Peter Fox is one of the two owner/operators of Stone House Recording in Grand Rapids,MI, but he's built for the road. At least that's what he tells us each year before getting behind the wheel of the 26' Penske Truck that brings all the Michigan goodies down to SXSW. This past summer he got to fully test his road worthiness when he ran sound on three different cross-country concert tours. He was on the road for nearly four months, and we had more than a few questions for him when he finally returned home.
Middle West: So you recently got back from tour - remind the people where'd you go? Who were you touring with? How long were you gone?
Peter Fox: I toured first with In the Valley Below who you know from around here. Then I was out with Flagship who had but opening for In the Valley Below. Then I just did a few weeks with Grizfolk. Wait...what else did you ask?
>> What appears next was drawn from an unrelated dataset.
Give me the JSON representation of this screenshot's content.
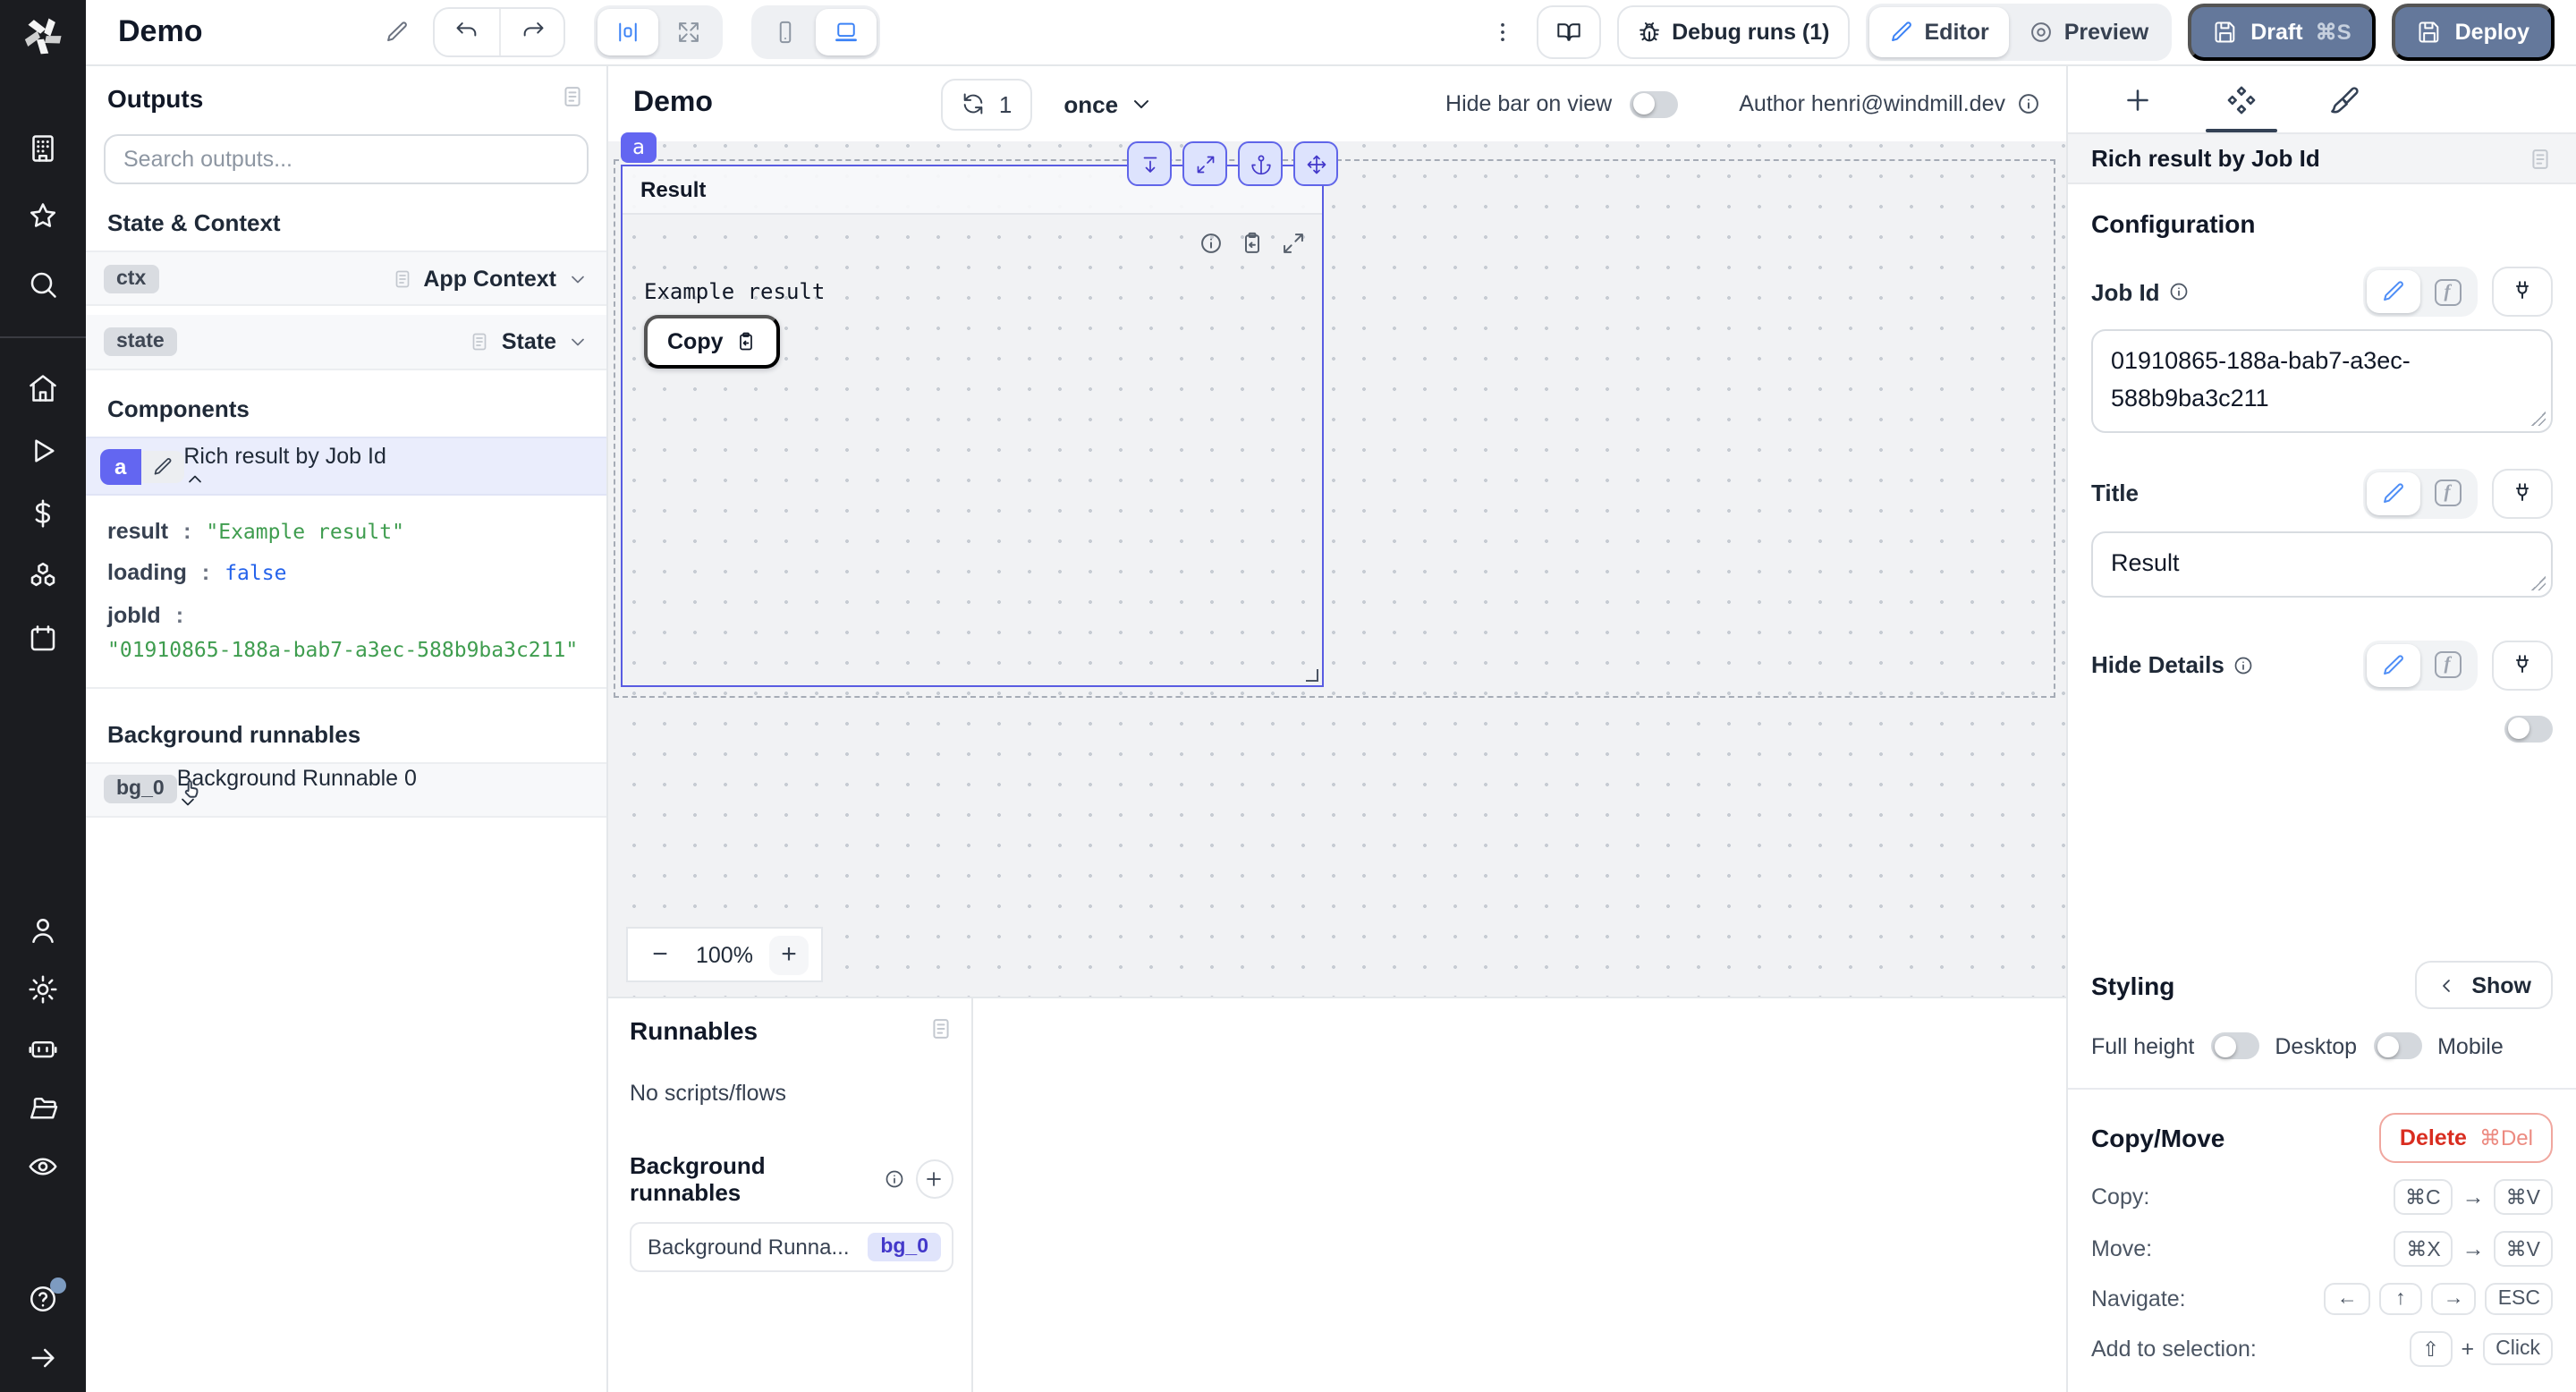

MW: Where'd you go? How many cities?
PF: One sec, I actually have this on my phone from the tour manager. So there were 78 shows. We drove over 23,000 miles. And I took 5 flights. Don't know off the top of my head how many cities since we hit a number of them 2 or 3 times on the different tours.
MW: Woah that's nuts. I didn't realize it was that many.
PF: Yeah, dude, a lot of shows.
MW: Okay, what does a normal tour day look like? When does it start? When does it end?
PF: Normally we'd wake up in the city we'd just played and have lobby call around 11 or 12 depending on how much driving we had in front of us. Then we'd hit the road and drive probably an average of 4 hours or so. That gets us to the venue around 4 pm for load in.
MW: Do you get to check in to the hotel first?
PF: Not usually but sometimes. Then we'd spend a couple of hours sound checking with the band and the opener. That give us enough time to grab some food before doors opened at 8.
MW: What time would you finally get out of there?
PF: For the night. Probably around 1 or 2.
MW: That brings up my next very, very important question: describe the perfect "Tour Meal"?
PF: Some kind of ramen. We're always on the search for the great ramen spot. It was sort've my ramen tour of America.
MW: Favorite venue you guys played in?
PF: That's impossible. There were so many. You mean like best sound? Or coolest spot? Or most famous?
MW: Start with best sound.
MW: What was the coolest spot then?
PF: Rickshaw in San Francisco was really cool.
MW: What was your biggest fuck up on tour?
PF: After a show in Albany, I was driving and sort've zone out and drove us in the wrong direction for over an hour.
MW: Wait, where were you?
PF: Leaving Albany and driving north in New Hampshire. I looked up at some point and was just like, "I have no idea where we are."
MW: New Hampshire is all winding roads and changing street names. I can totally see that. What was the best hotel you stayed in?
PF: Not a hotel but we stayed in an Airbnb in the Smokey Mountains that was amazing. I'll send you a pic of that place. Also the Colonade in Boston at the end of tour was dope - #rooftoppool.
MW: I know the answer to this but what was your most glamour moment on tour?
PF: Dude, getting to mix in the most amazing venues all over the country - places that I'd only heard of or seen videos of like the National or LCD Soundsystem. And I got to run sound on their boards!
MW: I totally thought you were going to say Kate Bosworth.
PF: Well, yeah, and getting to hang with Kate Bosworth after our show in LA.
MW: Pretty damn glamorous. Last question, and again I kind of know the answer to this one, how long did you sleep once you got home?
PF: A week. At least a week to get back to any sense of normal reality.